Kasus Cenderung Ditutupi
Pakar hukum sekaligus dosen di Fakultas Hukum, Universitas Gadjah Mada, Yogyakarta, Sri Wiyanti Eddyono Ph.D mengaku punya banyak pengalaman selama berinteraksi dengan pendamping kasus anak.
“Ya, memang pada umumnya kasus-kasus kekerasan seksual terhadap anak, dalam dunia pendidikan, itu seolah-olah memang ditutup-tutupi. Baik oleh pihak sekolah, ataupun orang tua, karena permintaan sekolah. Ataupun karena takut, malu, berhadapan dengan pihak yang sangat tinggi posisinya, misalnya pesantren,” ujarnya.
Sri Wiyanti juga mencatat seringnya ada ancaman terhadap korban dan keluarganya. Ancaman itu seperti, jika mengungkap kasusnya maka korban tidak bisa belajar di tempat lama, tetapi sekaligus tidak diberi rekomendasi untuk pindah ke tempat baru. Ancaman juga diberikan terhadap pendamping kasus. Pihak yang mengancam biasanya bukan pelaku, tetapi keluarga pelaku atau lingkaran pelaku.

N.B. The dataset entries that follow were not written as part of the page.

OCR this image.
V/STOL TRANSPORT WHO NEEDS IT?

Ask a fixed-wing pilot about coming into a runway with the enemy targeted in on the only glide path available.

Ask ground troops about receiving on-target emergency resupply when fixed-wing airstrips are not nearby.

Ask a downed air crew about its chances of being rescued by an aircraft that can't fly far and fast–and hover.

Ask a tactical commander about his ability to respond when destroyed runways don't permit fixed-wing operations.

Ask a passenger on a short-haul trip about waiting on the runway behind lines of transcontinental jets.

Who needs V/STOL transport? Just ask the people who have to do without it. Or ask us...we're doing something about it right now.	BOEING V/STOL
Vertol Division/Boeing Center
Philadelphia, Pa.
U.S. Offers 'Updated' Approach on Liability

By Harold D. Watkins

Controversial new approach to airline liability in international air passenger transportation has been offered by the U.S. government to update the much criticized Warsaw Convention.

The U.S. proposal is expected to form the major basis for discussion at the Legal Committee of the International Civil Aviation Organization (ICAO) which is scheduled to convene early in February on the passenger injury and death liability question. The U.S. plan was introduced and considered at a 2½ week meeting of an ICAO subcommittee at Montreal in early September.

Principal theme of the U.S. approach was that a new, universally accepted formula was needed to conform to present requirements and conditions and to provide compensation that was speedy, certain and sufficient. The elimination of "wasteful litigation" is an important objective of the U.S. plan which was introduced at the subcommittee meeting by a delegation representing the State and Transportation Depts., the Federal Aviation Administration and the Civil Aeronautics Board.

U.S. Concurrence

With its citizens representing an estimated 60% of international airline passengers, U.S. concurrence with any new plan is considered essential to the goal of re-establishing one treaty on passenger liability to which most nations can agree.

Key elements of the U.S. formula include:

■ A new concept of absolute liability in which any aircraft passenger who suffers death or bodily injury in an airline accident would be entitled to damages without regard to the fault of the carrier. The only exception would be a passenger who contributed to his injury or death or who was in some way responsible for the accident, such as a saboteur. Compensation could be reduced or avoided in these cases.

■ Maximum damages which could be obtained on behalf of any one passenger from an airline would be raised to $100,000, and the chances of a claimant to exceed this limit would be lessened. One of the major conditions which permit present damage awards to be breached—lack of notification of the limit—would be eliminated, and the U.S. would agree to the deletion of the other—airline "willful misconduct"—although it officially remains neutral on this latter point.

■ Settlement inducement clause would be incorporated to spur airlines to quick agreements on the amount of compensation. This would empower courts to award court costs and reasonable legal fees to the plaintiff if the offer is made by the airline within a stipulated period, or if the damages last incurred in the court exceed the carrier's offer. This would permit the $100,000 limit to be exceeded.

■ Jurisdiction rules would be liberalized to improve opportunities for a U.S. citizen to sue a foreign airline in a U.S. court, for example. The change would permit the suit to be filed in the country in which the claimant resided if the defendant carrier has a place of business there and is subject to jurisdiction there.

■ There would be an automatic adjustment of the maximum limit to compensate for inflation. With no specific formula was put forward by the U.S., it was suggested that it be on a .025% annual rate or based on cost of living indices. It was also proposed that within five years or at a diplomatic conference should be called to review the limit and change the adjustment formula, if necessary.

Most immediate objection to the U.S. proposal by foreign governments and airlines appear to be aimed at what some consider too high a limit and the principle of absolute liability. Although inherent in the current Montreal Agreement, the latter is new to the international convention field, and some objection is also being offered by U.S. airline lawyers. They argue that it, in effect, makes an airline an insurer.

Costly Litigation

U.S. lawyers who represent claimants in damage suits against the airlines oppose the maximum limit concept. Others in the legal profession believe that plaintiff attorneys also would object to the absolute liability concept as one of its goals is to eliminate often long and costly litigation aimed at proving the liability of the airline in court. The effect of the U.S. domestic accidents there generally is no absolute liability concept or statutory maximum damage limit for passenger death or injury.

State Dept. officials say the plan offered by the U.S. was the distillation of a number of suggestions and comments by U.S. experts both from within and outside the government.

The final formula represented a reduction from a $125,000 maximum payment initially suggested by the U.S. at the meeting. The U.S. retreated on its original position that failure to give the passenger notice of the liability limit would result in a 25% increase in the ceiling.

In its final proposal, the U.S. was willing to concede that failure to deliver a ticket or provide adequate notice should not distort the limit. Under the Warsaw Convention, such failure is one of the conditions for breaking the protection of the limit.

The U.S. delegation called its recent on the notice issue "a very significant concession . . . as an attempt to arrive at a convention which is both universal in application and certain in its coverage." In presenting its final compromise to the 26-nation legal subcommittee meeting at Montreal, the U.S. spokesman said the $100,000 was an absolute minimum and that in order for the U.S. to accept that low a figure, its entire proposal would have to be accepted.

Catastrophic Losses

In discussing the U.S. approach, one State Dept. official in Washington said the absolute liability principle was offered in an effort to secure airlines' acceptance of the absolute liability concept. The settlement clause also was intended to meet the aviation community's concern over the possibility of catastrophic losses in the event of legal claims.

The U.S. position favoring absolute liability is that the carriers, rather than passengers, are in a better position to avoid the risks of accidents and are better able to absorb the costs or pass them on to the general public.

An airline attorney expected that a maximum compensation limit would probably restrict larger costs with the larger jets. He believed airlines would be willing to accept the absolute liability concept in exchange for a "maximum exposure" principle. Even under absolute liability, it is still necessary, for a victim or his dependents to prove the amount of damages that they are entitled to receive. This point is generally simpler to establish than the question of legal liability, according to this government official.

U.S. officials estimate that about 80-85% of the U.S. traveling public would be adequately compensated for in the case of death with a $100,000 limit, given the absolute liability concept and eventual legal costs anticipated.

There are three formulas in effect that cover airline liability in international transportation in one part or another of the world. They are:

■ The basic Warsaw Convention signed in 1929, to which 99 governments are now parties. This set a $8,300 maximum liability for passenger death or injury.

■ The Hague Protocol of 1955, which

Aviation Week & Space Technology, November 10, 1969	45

“Jadi itu yang saya pikir, ada problem yang sangat besar di dunia pendidikan, karena ada proses pengabaian kekerasan, toleransi terhadap kekerasan, dan ditambah lagi ini ada budaya yang merendahkan anak,” tambahnya.
Budaya merendahkan anak terwujud ketika orang dewasa menganggap pengalaman anak tidak penting, pandangannya tidak penting dan tidak mempercayai apa yang dialami oleh anak.
“Nah, seolah-olah kemudian dunia pendidikan ini imun, tidak terjamah dan tidak tersentuh,” tegas Sri Wiyanti.
Saat ini, Indonesia sudah memiliki politik hukum yang sangat jelas terkait kekerasan seksual terhadap anak, misalnya dengan penyediaan kebijakan-kebijakan. Sebagai pakar hukum, Sri Wiyanti mendorong pemakaian Undang Undang Tindak Pidana Kekerasan Seksual (TPKS) dalam kasus kekerasan seksual.
Untuk kasus yang terjadi sebelum undang-undang itu disahkan, pidananya menggunakan aturan lama, tetapi hukum acaranya dapat menggunakan UU TPKS.